Widdowson Earns Alumni Award

Susie Cribbs

School of Computer Science alumnus Andrew Widdowson will receive Carnegie Mellon University's 2018 Alumni Service Award, which recognizes alumni for their dedication to serving CMU and the impact of that service on the university and its alumni.First presented in 1950, the Alumni Awards pay tribute to individuals distinguished by their service to the university and outstanding accomplishments in the arts, humanities, sciences, technology and business. To date, the awards have honored nearly 900 alumni, faculty and students.Widdowson, who graduated from SCS in 2005, is a staff software engineer in Google's Site Reliability Engineering group. He works on Google Search, and trains engineers in large-scale systems engineering.
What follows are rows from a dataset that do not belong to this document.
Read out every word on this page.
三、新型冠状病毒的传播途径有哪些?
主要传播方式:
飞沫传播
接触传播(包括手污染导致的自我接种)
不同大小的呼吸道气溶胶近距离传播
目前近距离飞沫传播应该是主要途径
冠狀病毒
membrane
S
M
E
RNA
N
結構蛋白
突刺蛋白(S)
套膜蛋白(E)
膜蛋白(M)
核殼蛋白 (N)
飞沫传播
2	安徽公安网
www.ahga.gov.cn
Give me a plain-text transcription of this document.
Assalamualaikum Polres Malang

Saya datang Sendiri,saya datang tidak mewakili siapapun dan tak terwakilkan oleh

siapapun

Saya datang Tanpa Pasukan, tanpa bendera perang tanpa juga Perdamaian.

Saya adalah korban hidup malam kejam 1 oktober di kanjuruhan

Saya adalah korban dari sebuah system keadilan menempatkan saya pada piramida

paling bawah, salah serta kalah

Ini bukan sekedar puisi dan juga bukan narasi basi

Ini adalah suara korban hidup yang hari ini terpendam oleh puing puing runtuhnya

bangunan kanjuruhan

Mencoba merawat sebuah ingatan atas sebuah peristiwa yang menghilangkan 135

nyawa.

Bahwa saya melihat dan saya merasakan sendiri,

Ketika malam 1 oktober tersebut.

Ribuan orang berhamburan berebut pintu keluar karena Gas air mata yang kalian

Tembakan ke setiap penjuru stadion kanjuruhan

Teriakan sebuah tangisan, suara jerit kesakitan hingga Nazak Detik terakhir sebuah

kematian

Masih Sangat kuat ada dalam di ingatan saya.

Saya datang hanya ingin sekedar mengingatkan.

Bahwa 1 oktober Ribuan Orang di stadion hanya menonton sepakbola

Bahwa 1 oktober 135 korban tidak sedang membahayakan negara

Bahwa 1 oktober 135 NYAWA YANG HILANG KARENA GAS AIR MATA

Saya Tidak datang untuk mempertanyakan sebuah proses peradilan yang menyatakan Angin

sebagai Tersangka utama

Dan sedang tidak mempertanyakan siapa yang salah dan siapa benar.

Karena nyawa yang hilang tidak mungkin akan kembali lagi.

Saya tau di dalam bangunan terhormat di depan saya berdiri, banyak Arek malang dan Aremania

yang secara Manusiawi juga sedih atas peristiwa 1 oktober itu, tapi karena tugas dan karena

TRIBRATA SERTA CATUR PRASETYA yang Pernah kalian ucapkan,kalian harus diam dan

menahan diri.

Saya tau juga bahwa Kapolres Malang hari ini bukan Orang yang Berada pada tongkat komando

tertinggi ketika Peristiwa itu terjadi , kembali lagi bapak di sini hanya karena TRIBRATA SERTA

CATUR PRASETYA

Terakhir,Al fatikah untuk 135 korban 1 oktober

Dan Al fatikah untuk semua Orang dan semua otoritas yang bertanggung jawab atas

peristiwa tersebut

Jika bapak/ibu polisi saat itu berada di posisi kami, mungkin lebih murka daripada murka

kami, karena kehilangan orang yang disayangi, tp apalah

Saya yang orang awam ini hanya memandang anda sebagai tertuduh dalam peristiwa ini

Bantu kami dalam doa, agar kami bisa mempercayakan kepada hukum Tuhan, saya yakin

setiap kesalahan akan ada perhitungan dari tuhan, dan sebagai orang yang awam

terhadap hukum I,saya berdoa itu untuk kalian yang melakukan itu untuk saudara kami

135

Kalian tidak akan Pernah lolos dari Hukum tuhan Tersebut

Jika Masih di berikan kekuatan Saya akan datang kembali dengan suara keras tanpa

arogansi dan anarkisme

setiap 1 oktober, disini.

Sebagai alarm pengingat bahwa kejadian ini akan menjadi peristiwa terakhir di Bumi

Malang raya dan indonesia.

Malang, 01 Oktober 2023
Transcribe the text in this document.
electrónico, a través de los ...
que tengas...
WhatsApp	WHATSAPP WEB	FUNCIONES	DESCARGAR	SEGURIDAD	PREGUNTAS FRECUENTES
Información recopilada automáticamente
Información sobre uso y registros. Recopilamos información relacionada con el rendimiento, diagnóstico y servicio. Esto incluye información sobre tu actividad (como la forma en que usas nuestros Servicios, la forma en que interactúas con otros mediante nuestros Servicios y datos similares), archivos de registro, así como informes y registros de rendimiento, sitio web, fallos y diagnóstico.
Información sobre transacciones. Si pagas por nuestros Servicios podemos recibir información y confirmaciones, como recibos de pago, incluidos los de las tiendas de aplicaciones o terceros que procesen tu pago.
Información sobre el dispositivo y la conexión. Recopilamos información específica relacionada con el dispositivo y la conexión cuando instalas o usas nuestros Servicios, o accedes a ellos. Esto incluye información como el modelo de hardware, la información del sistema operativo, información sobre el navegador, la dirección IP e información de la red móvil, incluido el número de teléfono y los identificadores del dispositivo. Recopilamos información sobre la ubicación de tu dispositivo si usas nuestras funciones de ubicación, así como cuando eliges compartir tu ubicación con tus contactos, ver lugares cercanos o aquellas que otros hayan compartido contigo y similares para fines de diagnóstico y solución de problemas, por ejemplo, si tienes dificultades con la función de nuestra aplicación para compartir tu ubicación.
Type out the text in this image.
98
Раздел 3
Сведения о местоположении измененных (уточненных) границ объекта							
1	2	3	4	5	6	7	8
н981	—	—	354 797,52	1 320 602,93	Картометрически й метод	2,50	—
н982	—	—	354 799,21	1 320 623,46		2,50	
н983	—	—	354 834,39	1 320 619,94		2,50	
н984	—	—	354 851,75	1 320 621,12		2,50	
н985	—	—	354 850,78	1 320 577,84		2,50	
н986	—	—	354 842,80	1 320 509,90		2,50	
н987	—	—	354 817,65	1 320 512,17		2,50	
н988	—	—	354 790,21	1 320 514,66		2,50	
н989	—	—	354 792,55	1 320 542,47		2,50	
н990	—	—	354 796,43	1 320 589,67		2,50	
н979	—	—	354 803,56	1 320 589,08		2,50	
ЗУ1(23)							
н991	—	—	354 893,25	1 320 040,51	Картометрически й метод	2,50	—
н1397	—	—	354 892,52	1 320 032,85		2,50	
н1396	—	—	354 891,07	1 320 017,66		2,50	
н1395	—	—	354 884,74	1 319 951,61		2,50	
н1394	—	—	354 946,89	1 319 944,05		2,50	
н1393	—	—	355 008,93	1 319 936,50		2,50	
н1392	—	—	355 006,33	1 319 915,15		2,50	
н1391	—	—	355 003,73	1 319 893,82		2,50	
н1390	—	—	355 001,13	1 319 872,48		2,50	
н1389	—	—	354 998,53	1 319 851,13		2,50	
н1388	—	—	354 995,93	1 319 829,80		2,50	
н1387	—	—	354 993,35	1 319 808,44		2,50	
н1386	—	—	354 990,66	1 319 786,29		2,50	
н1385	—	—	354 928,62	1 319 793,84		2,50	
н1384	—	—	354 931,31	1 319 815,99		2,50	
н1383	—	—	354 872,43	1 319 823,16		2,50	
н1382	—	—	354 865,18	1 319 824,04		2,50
He also serves as chair of the SCS Alumni Advisory Board, and is the lead donor on the WRCT Forever Fund."Andrew is 100 percent committed to Carnegie Mellon and its success, both now and in the future," wrote Mark Stehlik, assistant dean for outreach and engagement, in a nomination letter. "I can think of no better SCS alum than Andrew to be recognized for his long record of service to WRCT, the School of Computer Science and Carnegie Mellon University."Widdowson will receive his award at CMU's Alumni Awards ceremony on Friday, May 18.